I was still feeding my body with this pernicious drug, but not in the way it wanted it. By drip feeding it nicotine, I was keeping it hooked, but never satisfying it.

I used to think ‘If I could just have a cigarette I would feel so much better because I would get rid of the cravings’.

This was wrong – having a cigarette, or any kind of nicotine, is the only way to keep the cravings in place. You’re never getting rid of them, you’re just postponing them for a bit.

The only way to get rid of cravings is to not have any of the drug.

When I went cold turkey – no nicotine at all – it took 2 days for the drug to leave my system.

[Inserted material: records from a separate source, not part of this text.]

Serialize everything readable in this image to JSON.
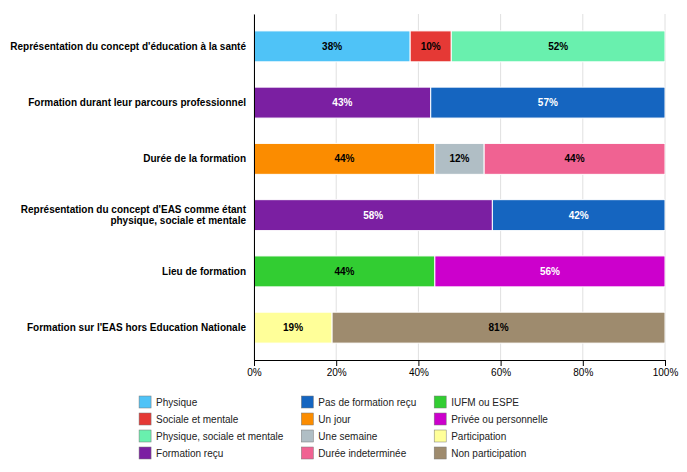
{
  "chart_data": {
    "type": "bar",
    "orientation": "horizontal",
    "stacked": true,
    "data_labels": true,
    "grid": true,
    "legend": "bottom",
    "categories": [
      "Représentation du concept d'éducation à la santé",
      "Formation durant leur parcours professionnel",
      "Durée de la formation",
      "Représentation du concept d'EAS comme étant\nphysique, sociale et mentale",
      "Lieu de formation",
      "Formation sur l'EAS hors Education Nationale"
    ],
    "series": [
      {
        "name": "Physique",
        "color": "#4FC3F7",
        "values": [
          38,
          null,
          null,
          null,
          null,
          null
        ],
        "value_labels": [
          "38%",
          null,
          null,
          null,
          null,
          null
        ]
      },
      {
        "name": "Sociale et mentale",
        "color": "#E53935",
        "values": [
          10,
          null,
          null,
          null,
          null,
          null
        ],
        "value_labels": [
          "10%",
          null,
          null,
          null,
          null,
          null
        ]
      },
      {
        "name": "Physique, sociale et mentale",
        "color": "#69F0AE",
        "values": [
          52,
          null,
          null,
          null,
          null,
          null
        ],
        "value_labels": [
          "52%",
          null,
          null,
          null,
          null,
          null
        ]
      },
      {
        "name": "Formation reçu",
        "color": "#7B1FA2",
        "values": [
          null,
          43,
          null,
          58,
          null,
          null
        ],
        "value_labels": [
          null,
          "43%",
          null,
          "58%",
          null,
          null
        ]
      },
      {
        "name": "Pas de formation reçu",
        "color": "#1565C0",
        "values": [
          null,
          57,
          null,
          42,
          null,
          null
        ],
        "value_labels": [
          null,
          "57%",
          null,
          "42%",
          null,
          null
        ]
      },
      {
        "name": "Un jour",
        "color": "#FB8C00",
        "values": [
          null,
          null,
          44,
          null,
          null,
          null
        ],
        "value_labels": [
          null,
          null,
          "44%",
          null,
          null,
          null
        ]
      },
      {
        "name": "Une semaine",
        "color": "#B0BEC5",
        "values": [
          null,
          null,
          12,
          null,
          null,
          null
        ],
        "value_labels": [
          null,
          null,
          "12%",
          null,
          null,
          null
        ]
      },
      {
        "name": "Durée indeterminée",
        "color": "#F06292",
        "values": [
          null,
          null,
          44,
          null,
          null,
          null
        ],
        "value_labels": [
          null,
          null,
          "44%",
          null,
          null,
          null
        ]
      },
      {
        "name": "IUFM ou ESPE",
        "color": "#32CD32",
        "values": [
          null,
          null,
          null,
          null,
          44,
          null
        ],
        "value_labels": [
          null,
          null,
          null,
          null,
          "44%",
          null
        ]
      },
      {
        "name": "Privée ou personnelle",
        "color": "#CC00CC",
        "values": [
          null,
          null,
          null,
          null,
          56,
          null
        ],
        "value_labels": [
          null,
          null,
          null,
          null,
          "56%",
          null
        ]
      },
      {
        "name": "Participation",
        "color": "#FFFF99",
        "values": [
          null,
          null,
          null,
          null,
          null,
          19
        ],
        "value_labels": [
          null,
          null,
          null,
          null,
          null,
          "19%"
        ]
      },
      {
        "name": "Non participation",
        "color": "#9E8B6E",
        "values": [
          null,
          null,
          null,
          null,
          null,
          81
        ],
        "value_labels": [
          null,
          null,
          null,
          null,
          null,
          "81%"
        ]
      }
    ],
    "xlim": [
      0,
      100
    ],
    "xticks": [
      {
        "value": 0,
        "label": "0%"
      },
      {
        "value": 20,
        "label": "20%"
      },
      {
        "value": 40,
        "label": "40%"
      },
      {
        "value": 60,
        "label": "60%"
      },
      {
        "value": 80,
        "label": "80%"
      },
      {
        "value": 100,
        "label": "100%"
      }
    ]
  }
}
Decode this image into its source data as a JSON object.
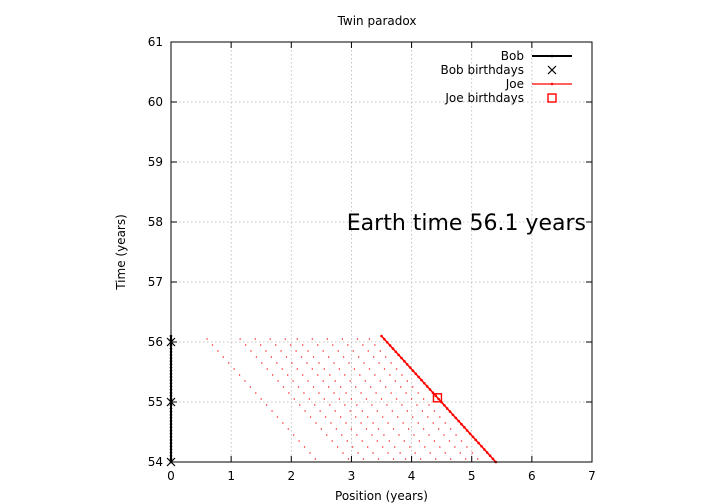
{
  "chart_data": {
    "type": "scatter",
    "title": "Twin paradox",
    "xlabel": "Position (years)",
    "ylabel": "Time (years)",
    "xlim": [
      0,
      7
    ],
    "ylim": [
      54,
      61
    ],
    "xticks": [
      "0",
      "1",
      "2",
      "3",
      "4",
      "5",
      "6",
      "7"
    ],
    "yticks": [
      "54",
      "55",
      "56",
      "57",
      "58",
      "59",
      "60",
      "61"
    ],
    "grid": true,
    "legend_position": "top-right",
    "annotation": {
      "text": "Earth time 56.1 years",
      "x": 6.9,
      "y": 58
    },
    "series": [
      {
        "name": "Bob",
        "style": "line",
        "color": "#000000",
        "x": [
          0,
          0
        ],
        "y": [
          54,
          56.1
        ]
      },
      {
        "name": "Bob birthdays",
        "style": "cross",
        "color": "#000000",
        "x": [
          0,
          0,
          0
        ],
        "y": [
          54,
          55,
          56
        ]
      },
      {
        "name": "Joe",
        "style": "line",
        "color": "#ff0000",
        "x": [
          3.5,
          5.4
        ],
        "y": [
          56.1,
          54
        ]
      },
      {
        "name": "Joe birthdays",
        "style": "square",
        "color": "#ff0000",
        "x": [
          4.43
        ],
        "y": [
          55.07
        ]
      }
    ],
    "background_trails": {
      "color": "#ff0000",
      "end_time": 56.05,
      "end_x": [
        0.6,
        1.15,
        1.4,
        1.65,
        1.9,
        2.1,
        2.35,
        2.6,
        2.85,
        3.1,
        3.3
      ],
      "x_per_year": 0.9
    }
  }
}
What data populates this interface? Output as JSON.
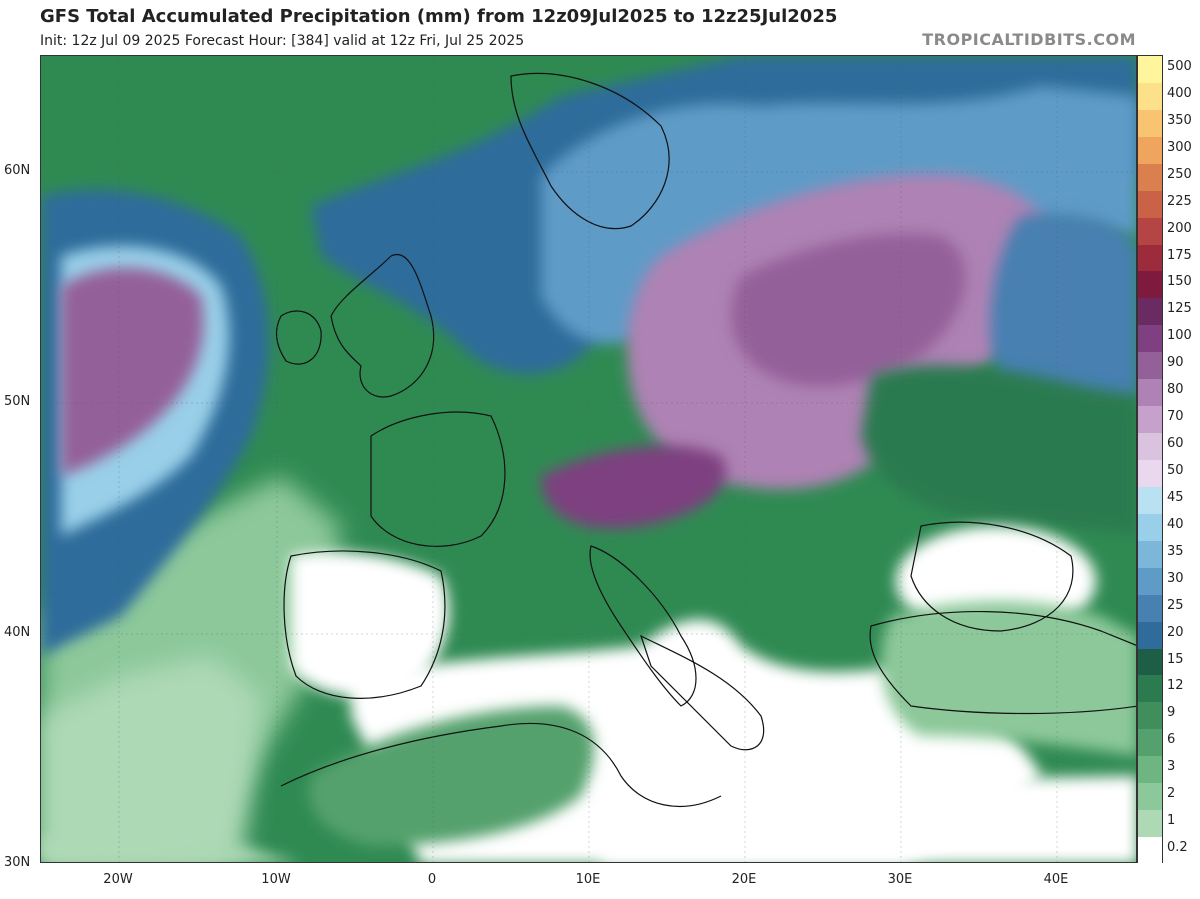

I had done some work with hypnosis and so this was fairly easy to deal with. It was no worse than feeling a bit hungry. Honestly – that was as bad as it got. Then, 2 short days later, I was free.

Forever.

I cannot explain how good that makes me feel. Not only do I feel like I’ve conquered something that had tripped me up for years, but I also feel like I’ve taken control of a part of my life that I had felt was lost to me. I feel more positive about my health, I have more money and I no longer stink the place out!

I’m not here to tell you to quit smoking – only you can decide when it’s the right time for you.

I just want you to know that it’s going to be a lot easier than you think – especially if you get the right help.